IAEA Appears to Confirm Iranian Claim That The PMD Report Will Be A Fraud

IAEA head Yukiya Amano stated that his agency’s upcoming report on the possible military dimensions of Iran’s nuclear program would not be black and white.”  The choice of phrases strongly suggests the truth of an earlier report from Iran itself that the report is nothing more than a fraud whose terms the IAEA had negotiated before Iran even provided it with the requested evidence.

In September, Iranian deputy foreign minister and member of the nuclear negotiation team Abbas Araghchi gave a secret interview in which he explained to members of Iran’s leadership that the IAEA investigation into Iran’s military nuclear program was nothing to worry about.  Although Iran would not turn over the materials the IAEA needed to produce its written report until mid-October — according to Reuters, “Iran cleared the crucial hurdle towards sanctions relief with respect to the PMD file on Oct. 15, when it provided the agency with enough data to allow the written assessment” — by early September Araghchi was already convinced that the fix was in.

The story of Parchin is one of 12 fabricated cases against Iran and the Westerners vehemently insisted that the PMD issue must be resolved. (They said) this file cannot remain open while we lift the sanctions. Before the implementation of the deal, we need to answer certain questions that the IAEA has for us. As far as the deal is concerned, these issues have been resolved, but there remain issues between us and the IAEA before it can finalize its report.That report will be gray. It will neither be black nor white. With regards to this issue, a roadmap has been signed by Mr. Salehi and Mr. Amano based on which, for example,we will present some of our own assessments on PMD by Aug. 15 and the IAEA will review them by Oct. 15, and that will conclude the task of the IAEA. We have no further problems as far as the deal is concerned, but by Dec. 15, Amano will present the final assessment and we have made some precautionary arrangements to hold off on certain things we need to do until the IAEA presents its final report. Meaning this will cause the Westerners themselves to pressure the IAEA to wrap up the case as soon as possible so that the deal could be implemented.

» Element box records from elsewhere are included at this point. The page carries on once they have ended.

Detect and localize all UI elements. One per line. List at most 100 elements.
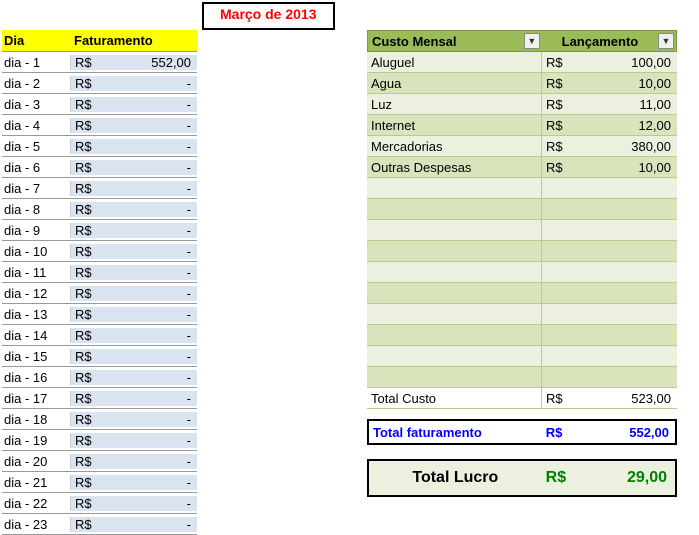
faturamento-cell[interactable]: R$- xyxy=(70,202,197,217)
faturamento-cell[interactable]: R$- xyxy=(70,328,197,343)
custo-label[interactable] xyxy=(367,367,542,387)
faturamento-cell[interactable]: R$- xyxy=(70,223,197,238)
table-row: dia - 20R$- xyxy=(2,451,197,472)
faturamento-value: - xyxy=(187,181,191,196)
lancamento-cell[interactable] xyxy=(542,346,677,366)
faturamento-value: - xyxy=(187,370,191,385)
faturamento-value: - xyxy=(187,391,191,406)
lancamento-value: 10,00 xyxy=(638,160,671,175)
custo-label[interactable]: Mercadorias xyxy=(367,136,542,156)
faturamento-value: - xyxy=(187,118,191,133)
currency-label: R$ xyxy=(75,55,92,70)
faturamento-value: - xyxy=(187,475,191,490)
faturamento-cell[interactable]: R$- xyxy=(70,496,197,511)
faturamento-cell[interactable]: R$- xyxy=(70,286,197,301)
currency-label: R$ xyxy=(75,328,92,343)
faturamento-cell[interactable]: R$- xyxy=(70,97,197,112)
lancamento-value: 10,00 xyxy=(638,76,671,91)
table-row xyxy=(367,283,677,304)
custos-header: Custo Mensal ▼ Lançamento ▼ xyxy=(367,30,677,52)
dia-label: dia - 3 xyxy=(2,97,70,112)
faturamento-cell[interactable]: R$- xyxy=(70,139,197,154)
custo-label[interactable] xyxy=(367,178,542,198)
filter-dropdown-icon[interactable]: ▼ xyxy=(658,33,674,49)
lancamento-cell[interactable]: R$11,00 xyxy=(542,94,677,114)
faturamento-cell[interactable]: R$- xyxy=(70,181,197,196)
table-row: MercadoriasR$380,00 xyxy=(367,136,677,157)
total-faturamento-label: Total faturamento xyxy=(369,425,542,440)
custo-label[interactable] xyxy=(367,199,542,219)
header-dia: Dia xyxy=(2,33,70,48)
filter-dropdown-icon[interactable]: ▼ xyxy=(524,33,540,49)
table-row: dia - 9R$- xyxy=(2,220,197,241)
lancamento-cell[interactable]: R$10,00 xyxy=(542,73,677,93)
currency-label: R$ xyxy=(546,139,563,154)
faturamento-table: Dia Faturamento dia - 1R$552,00dia - 2R$… xyxy=(2,30,197,535)
table-row xyxy=(367,325,677,346)
custo-label[interactable] xyxy=(367,304,542,324)
custo-label[interactable]: Luz xyxy=(367,94,542,114)
table-row: Outras DespesasR$10,00 xyxy=(367,157,677,178)
table-row: AguaR$10,00 xyxy=(367,73,677,94)
faturamento-cell[interactable]: R$- xyxy=(70,412,197,427)
lancamento-cell[interactable] xyxy=(542,220,677,240)
total-lucro-label: Total Lucro xyxy=(369,469,542,487)
faturamento-cell[interactable]: R$- xyxy=(70,265,197,280)
lancamento-cell[interactable]: R$12,00 xyxy=(542,115,677,135)
faturamento-value: - xyxy=(187,160,191,175)
custo-label[interactable] xyxy=(367,241,542,261)
custo-label[interactable] xyxy=(367,346,542,366)
faturamento-cell[interactable]: R$- xyxy=(70,475,197,490)
lancamento-cell[interactable] xyxy=(542,304,677,324)
faturamento-cell[interactable]: R$- xyxy=(70,433,197,448)
header-faturamento: Faturamento xyxy=(70,33,197,48)
currency-label: R$ xyxy=(75,496,92,511)
faturamento-cell[interactable]: R$- xyxy=(70,454,197,469)
dia-label: dia - 9 xyxy=(2,223,70,238)
lancamento-cell[interactable] xyxy=(542,367,677,387)
custo-label[interactable] xyxy=(367,220,542,240)
currency-label: R$ xyxy=(75,76,92,91)
lancamento-cell[interactable]: R$10,00 xyxy=(542,157,677,177)
faturamento-cell[interactable]: R$- xyxy=(70,391,197,406)
lancamento-cell[interactable] xyxy=(542,325,677,345)
table-row: dia - 15R$- xyxy=(2,346,197,367)
table-row: dia - 11R$- xyxy=(2,262,197,283)
custo-label[interactable] xyxy=(367,325,542,345)
faturamento-cell[interactable]: R$- xyxy=(70,370,197,385)
custo-label[interactable]: Aluguel xyxy=(367,52,542,72)
dia-label: dia - 17 xyxy=(2,391,70,406)
custo-label[interactable]: Internet xyxy=(367,115,542,135)
faturamento-cell[interactable]: R$ 552,00 xyxy=(70,55,197,70)
lancamento-cell[interactable]: R$100,00 xyxy=(542,52,677,72)
faturamento-cell[interactable]: R$- xyxy=(70,76,197,91)
faturamento-cell[interactable]: R$- xyxy=(70,118,197,133)
faturamento-value: - xyxy=(187,139,191,154)
custo-label[interactable]: Agua xyxy=(367,73,542,93)
lancamento-cell[interactable] xyxy=(542,262,677,282)
faturamento-cell[interactable]: R$- xyxy=(70,244,197,259)
faturamento-cell[interactable]: R$- xyxy=(70,307,197,322)
custo-label[interactable] xyxy=(367,262,542,282)
lancamento-cell[interactable] xyxy=(542,241,677,261)
custo-label[interactable]: Outras Despesas xyxy=(367,157,542,177)
currency-label: R$ xyxy=(546,118,563,133)
lancamento-cell[interactable] xyxy=(542,283,677,303)
faturamento-cell[interactable]: R$- xyxy=(70,349,197,364)
faturamento-value: 552,00 xyxy=(151,55,191,70)
lancamento-cell[interactable] xyxy=(542,199,677,219)
currency-label: R$ xyxy=(546,391,563,406)
lancamento-cell[interactable] xyxy=(542,178,677,198)
dia-label: dia - 4 xyxy=(2,118,70,133)
table-row: dia - 10R$- xyxy=(2,241,197,262)
currency-label: R$ xyxy=(75,286,92,301)
total-custo-row: Total Custo R$ 523,00 xyxy=(367,388,677,409)
lancamento-cell[interactable]: R$380,00 xyxy=(542,136,677,156)
table-row xyxy=(367,178,677,199)
header-lancamento: Lançamento xyxy=(542,34,658,49)
custo-label[interactable] xyxy=(367,283,542,303)
table-row: InternetR$12,00 xyxy=(367,115,677,136)
dia-label: dia - 18 xyxy=(2,412,70,427)
faturamento-cell[interactable]: R$- xyxy=(70,517,197,532)
faturamento-cell[interactable]: R$- xyxy=(70,160,197,175)
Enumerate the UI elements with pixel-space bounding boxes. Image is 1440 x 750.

At the time, IranTruth rated this claim plausible for several reasons.  For one, the IAEA was withholding the terms of the agreement in spite of the fact that its existing rules permitted it to release the terms to member states. The Institute for Science and International Security noted that this was a departure for the IAEA, which had heretofore been rather forthcoming on the Iranian issue.  The IAEA had only recently released its conclusion that Iranian claims of “road work” at its Parchin nuclear facility were not a plausible explanation for its sudden rash of construction, for example.

For another, the terms of the Parchin secret side deal as reported by the Associated Press made verification a one-off affair that would allow the IAEA to declare the matter closed. Meanwhile, the road map to which Araghchi referred appared to match the deadlines he gave in the paper.

Although the IAEA has an annex it published four years ago describing clear indicators of a nuclear weapons program — “technology to synchronize detonators, create neutron bursts to induce fissile chain reactions as needed for a nuclear bomb as well as engineering studies into missile payloads and their behavior when launched” — IAEA head Amano tells reporters that the report will be exactly as Araghchi described it months ago before the October handover of evidence.  “What I can now say is that this is an issue that cannot be answered by ‘yes’ and ‘no’,” Amano said.